The operating structure remains heavily franchise-led. The Donut King FAQ says Retail Food Group manages the Donut King franchise system in Australia and overseas, while RFG’s broader corporate materials position the company as a multi-brand franchise owner and coffee supplier rather than a pure corporate-store operator. That means Donut King’s durability is tied not only to consumer affection for the brand, but also to the health of its franchise model and the degree to which franchisees can keep the offer commercially relevant.
That relevance increasingly comes through product innovation and occasion-based extensions. In 2024 and 2025, the brand rolled out Donut King Occasions, a delivery-led gifting and catering service that brought the chain more directly into workplaces, parties and event-driven consumption. The company’s own media said the platform was designed to bring Donut King directly to homes, businesses and celebrations, which is a useful example of the chain trying to widen usage occasions rather than relying purely on foot traffic.
The brand has also become more willing to partner outside its traditional lane. One of the clearest examples was the “Hot Cinni Hotel” collaboration with Ovolo Hotels, built around National Donut Day and Donut King’s signature product. That partnership matters because it shows the chain using pop-culture and lifestyle-style activations to refresh brand attention rather than relying only on price or nostalgia. For a long-running mass-market food brand, that sort of collaboration can be more important than it first appears.
The same willingness to experiment is visible in product partnerships. In late 2025, Donut King launched a Halloween item made with TABASCO® Sauce, leaning deliberately into unexpected flavour territory. That does not change the core identity of the chain, but it does show a brand testing how far its menu and media presence can stretch while still staying recognisably Donut King. For a chain that has been around for decades, keeping the offer culturally visible matters as much as keeping it operationally consistent.

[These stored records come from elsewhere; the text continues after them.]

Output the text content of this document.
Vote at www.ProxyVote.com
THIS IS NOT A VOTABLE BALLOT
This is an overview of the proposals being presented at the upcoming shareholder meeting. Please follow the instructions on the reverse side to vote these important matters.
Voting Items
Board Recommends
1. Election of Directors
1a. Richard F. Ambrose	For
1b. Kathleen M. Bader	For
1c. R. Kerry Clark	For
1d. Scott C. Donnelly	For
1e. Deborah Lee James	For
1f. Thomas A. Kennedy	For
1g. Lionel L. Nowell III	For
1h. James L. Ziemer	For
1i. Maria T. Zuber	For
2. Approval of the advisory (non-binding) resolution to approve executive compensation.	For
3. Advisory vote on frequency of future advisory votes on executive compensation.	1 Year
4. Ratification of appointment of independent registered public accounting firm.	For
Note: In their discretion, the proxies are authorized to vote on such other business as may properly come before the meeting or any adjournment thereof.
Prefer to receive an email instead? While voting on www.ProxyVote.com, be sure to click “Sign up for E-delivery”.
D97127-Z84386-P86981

Delivery and digital access are also more visible in the current model than they once were. Donut King’s Christmas-range release in 2025 said the products would be available not only in-store and via Donut King Occasions, but also through third-party delivery platforms including Uber Eats. That matters because it shows the brand widening beyond traditional physical-format dependence and acknowledging that convenience-led off-premise channels are now part of how restaurant and snack brands stay relevant.
At the same time, the brand is still anchored by product familiarity. Donut King’s own FAQ and media repeatedly refer to the chain as the “home of the hot cinnamon donut,” while promotional releases around National Donut Day describe that hero product as the centre of the brand’s identity. The best version of the current Donut King story, then, is not that it has abandoned its original proposition; it is that it is using a trusted product core as the platform for newer delivery, gifting, collaboration and menu innovation moves.
The challenge for Donut King is the one many mature food brands now face: how to keep a widely recognised legacy identity commercially fresh in a crowded, constantly updated food-service market. It operates inside a listed parent, RFG, that has been undertaking wider portfolio simplification and strategic reset work, and that broader corporate context matters. But Donut King still looks like one of the more enduring and adaptable Australian-founded brands inside that platform.
For your purposes, Donut King works well because it adds a different restaurant-chain texture to the food-and-beverage set. It is not a modern growth insurgent in the GYG mould. It is a long-established Australian-founded chain that has survived by remaining franchisable, recognisable and flexible enough to keep reinventing the ways customers encounter it. In a market where longevity is often undervalued, that is a meaningful story.